Biological modulators such as IL-1β or NO eventually activate MAPK that, in turn, leads to the translocation of NF-κB to the nucleus and NF-κB dependent gene activation. The kinetics and extent of RelA and NF-κB1 expression follow similar kinetics and amplitude in IL-1β stimulated SW1353, primary chondrocytes  and RAW264.7 cells (this study). In vitro studies have further demonstrated that this pathway was modulated by various substances contained in the food chain [63–68]. Regulatory motifs identified in chemokine genes include NF-κB . Direct evidence that RHP and GLGPG may act along this pathway is provided by the observed down-regulation of NF-κB1, NF-κB49, NF-κBp65 and - as a consequence of decreased re-synthesis - I-κBα in activated macrophages (Table 2). The analysis of modification of these transcription factors like phosphorylation is required to substantiate this hypothesis. As previously shown [7, 52, 70, 71], binding elements for other transcription factors (MEF-3, AP-1 and CEBPβ) have been mapped to the regulatory region of IL-1β- or LPS-responsive genes  and might also interact with RHP and GLGPG.

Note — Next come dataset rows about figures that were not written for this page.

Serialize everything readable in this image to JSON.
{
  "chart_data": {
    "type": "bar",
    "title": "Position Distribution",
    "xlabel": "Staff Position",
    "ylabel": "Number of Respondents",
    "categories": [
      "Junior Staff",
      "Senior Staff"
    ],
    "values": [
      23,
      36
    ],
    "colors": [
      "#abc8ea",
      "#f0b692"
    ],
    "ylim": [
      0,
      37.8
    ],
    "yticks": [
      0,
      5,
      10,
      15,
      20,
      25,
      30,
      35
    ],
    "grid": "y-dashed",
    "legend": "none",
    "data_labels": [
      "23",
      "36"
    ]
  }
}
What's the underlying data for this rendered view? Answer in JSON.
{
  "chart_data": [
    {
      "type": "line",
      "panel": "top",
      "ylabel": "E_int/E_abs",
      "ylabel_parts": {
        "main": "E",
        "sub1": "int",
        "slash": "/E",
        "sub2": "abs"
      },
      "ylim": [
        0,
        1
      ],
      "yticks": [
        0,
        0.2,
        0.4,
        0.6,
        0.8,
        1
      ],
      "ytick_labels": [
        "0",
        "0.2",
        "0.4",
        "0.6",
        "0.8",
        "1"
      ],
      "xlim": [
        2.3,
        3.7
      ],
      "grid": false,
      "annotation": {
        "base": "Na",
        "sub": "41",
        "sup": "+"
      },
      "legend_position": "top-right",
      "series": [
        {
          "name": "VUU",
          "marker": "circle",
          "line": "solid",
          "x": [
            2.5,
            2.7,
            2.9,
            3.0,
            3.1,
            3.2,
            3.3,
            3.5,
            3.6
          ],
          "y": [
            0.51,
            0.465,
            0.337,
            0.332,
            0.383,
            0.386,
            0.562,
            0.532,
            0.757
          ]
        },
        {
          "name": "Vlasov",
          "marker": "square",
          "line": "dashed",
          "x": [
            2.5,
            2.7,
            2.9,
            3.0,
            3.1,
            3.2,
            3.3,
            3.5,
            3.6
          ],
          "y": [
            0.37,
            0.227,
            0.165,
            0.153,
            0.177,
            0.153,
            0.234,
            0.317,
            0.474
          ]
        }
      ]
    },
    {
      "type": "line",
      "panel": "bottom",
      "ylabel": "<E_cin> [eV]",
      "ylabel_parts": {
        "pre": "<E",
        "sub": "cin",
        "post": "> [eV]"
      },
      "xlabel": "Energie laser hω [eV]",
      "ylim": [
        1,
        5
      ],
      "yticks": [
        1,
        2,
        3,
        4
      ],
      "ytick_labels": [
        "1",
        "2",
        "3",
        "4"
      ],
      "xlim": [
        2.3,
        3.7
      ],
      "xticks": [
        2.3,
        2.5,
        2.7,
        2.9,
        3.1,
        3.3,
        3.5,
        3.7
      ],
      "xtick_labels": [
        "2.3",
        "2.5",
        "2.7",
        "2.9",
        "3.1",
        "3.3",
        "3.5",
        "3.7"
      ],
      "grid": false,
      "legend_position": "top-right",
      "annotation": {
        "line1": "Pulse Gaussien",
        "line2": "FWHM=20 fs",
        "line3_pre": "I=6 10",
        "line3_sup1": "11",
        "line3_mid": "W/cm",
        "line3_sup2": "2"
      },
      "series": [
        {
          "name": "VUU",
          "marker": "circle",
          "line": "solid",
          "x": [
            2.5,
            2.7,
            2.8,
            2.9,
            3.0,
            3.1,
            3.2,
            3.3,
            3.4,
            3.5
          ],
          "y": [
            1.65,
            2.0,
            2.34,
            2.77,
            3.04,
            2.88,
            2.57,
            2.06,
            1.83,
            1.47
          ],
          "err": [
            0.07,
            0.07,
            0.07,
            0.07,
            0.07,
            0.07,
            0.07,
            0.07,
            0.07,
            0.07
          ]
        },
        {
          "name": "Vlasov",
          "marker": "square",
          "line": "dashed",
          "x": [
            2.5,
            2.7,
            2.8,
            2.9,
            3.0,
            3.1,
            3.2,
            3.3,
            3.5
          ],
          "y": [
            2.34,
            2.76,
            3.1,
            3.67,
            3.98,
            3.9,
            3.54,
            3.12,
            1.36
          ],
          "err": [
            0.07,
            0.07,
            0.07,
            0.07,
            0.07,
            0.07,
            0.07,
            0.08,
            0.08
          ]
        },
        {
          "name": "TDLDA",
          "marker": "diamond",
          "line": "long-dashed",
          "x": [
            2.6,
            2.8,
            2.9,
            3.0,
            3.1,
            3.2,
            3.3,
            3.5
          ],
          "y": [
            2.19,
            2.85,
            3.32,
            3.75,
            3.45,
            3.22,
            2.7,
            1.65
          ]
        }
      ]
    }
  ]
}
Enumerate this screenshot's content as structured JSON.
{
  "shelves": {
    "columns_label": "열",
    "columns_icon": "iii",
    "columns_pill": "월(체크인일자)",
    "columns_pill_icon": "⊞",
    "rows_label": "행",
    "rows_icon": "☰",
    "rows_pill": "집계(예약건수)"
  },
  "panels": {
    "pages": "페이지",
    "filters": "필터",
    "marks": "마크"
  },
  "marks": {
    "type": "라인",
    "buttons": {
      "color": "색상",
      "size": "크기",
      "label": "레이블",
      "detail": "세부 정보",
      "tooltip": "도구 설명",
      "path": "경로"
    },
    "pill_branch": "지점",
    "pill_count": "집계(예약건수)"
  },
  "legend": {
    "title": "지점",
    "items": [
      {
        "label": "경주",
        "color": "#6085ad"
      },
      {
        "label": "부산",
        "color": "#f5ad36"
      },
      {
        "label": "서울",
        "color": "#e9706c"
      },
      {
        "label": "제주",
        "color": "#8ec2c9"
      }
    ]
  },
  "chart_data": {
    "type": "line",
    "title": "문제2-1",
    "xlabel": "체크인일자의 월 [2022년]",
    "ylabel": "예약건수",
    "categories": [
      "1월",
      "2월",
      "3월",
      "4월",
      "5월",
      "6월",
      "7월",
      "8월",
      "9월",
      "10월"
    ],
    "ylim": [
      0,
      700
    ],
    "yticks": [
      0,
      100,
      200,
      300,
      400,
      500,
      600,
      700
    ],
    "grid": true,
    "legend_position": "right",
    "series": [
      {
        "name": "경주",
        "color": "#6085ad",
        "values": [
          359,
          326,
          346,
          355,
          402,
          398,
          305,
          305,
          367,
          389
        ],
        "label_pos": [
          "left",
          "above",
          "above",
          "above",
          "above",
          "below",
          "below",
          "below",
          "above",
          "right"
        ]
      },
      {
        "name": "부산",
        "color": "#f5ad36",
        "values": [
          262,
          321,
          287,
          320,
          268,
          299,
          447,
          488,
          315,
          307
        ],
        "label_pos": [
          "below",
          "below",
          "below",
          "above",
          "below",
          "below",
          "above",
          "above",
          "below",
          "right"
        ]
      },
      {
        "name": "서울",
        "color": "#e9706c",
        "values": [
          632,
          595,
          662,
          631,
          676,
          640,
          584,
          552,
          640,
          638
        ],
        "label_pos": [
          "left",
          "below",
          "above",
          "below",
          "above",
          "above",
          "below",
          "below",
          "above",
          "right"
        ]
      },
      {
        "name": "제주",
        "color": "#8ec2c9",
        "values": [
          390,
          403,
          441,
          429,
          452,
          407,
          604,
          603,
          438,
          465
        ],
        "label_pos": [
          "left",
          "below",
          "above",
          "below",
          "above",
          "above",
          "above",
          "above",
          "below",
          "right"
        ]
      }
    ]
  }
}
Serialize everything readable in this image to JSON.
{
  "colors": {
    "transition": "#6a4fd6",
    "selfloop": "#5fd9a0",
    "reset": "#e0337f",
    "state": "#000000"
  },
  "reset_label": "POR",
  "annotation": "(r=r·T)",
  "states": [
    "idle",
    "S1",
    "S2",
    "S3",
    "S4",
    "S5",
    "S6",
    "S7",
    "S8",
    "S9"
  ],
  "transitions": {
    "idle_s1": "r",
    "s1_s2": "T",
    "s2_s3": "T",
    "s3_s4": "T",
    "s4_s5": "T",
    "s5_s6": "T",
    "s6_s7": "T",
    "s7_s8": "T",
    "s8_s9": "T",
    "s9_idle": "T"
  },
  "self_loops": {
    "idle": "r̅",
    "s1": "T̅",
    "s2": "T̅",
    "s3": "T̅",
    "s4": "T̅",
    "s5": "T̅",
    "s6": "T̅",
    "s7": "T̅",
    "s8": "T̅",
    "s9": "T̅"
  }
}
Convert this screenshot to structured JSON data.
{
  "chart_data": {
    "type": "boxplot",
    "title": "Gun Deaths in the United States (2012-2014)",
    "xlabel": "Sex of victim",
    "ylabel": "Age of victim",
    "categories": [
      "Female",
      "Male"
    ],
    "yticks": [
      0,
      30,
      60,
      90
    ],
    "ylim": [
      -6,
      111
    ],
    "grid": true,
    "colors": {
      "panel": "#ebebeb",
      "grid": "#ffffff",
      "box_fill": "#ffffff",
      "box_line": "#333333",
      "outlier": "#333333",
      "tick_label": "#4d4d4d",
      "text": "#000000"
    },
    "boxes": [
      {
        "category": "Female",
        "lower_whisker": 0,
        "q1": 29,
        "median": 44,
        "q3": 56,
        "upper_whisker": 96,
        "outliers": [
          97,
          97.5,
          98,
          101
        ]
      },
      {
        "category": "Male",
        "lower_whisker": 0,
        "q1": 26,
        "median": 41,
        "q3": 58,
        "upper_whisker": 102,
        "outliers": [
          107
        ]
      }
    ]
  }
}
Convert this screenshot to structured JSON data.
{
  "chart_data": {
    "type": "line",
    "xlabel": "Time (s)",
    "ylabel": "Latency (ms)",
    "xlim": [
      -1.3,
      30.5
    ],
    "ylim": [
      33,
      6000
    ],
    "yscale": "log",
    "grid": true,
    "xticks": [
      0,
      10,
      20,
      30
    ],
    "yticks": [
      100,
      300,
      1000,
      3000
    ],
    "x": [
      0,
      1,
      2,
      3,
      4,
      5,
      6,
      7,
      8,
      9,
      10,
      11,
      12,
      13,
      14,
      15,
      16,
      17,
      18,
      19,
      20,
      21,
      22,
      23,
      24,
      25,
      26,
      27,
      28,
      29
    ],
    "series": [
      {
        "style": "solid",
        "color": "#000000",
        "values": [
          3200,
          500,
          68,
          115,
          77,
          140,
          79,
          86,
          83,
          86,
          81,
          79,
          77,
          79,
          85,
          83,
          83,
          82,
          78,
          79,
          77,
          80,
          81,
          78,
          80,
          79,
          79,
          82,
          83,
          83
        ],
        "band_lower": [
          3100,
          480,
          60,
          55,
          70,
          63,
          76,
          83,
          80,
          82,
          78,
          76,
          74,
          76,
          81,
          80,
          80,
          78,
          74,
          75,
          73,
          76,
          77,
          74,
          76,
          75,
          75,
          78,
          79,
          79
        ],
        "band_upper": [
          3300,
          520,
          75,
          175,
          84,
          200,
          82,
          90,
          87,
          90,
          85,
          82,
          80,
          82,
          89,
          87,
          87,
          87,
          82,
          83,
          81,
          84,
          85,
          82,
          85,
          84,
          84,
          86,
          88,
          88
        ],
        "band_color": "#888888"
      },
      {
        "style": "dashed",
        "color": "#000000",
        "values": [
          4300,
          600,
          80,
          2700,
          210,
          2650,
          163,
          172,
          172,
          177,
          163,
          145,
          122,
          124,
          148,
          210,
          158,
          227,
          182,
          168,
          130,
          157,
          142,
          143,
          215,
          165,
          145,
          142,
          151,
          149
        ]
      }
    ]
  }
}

The in vitro effects described in this study were elicited at high concentrations of RHP and GLGPG. To date, no bioavailability studies have been reported for RHP; but it is unlikely that IC50 values for RHP and its constituent bioactive components are achieved in the body fluids or tissues as a consequence of dietary uptake. It is possible that after dietary intake RHP constituents accumulate in peripheral blood leukocytes and thus locally achieve threshold concentrations required for biological effects. Assuming that GLGPG is the only bioactive component in RHP powder, it can be deduced from the IC50 values given in Table 1 that RHP needs to contain ~3% of GLGPG. Yet, since the GLGPG contents of the studied RHP preparation does not exceed 0.1% of the dry plant mass (our unpublished results), we hypothesize that other substances contribute to the biological activity of RHP. The observation that substances contained in the food chain alter features of chondrocyte biology has been documented previously: polyphenols, including resveratrol and catechins (epigallocatechin-3-gallate, EGCG) reduced the expression of MMP-1, -3 or -13 and modulated levels of iNOS and COX-2 [63, 65–68, 72–74].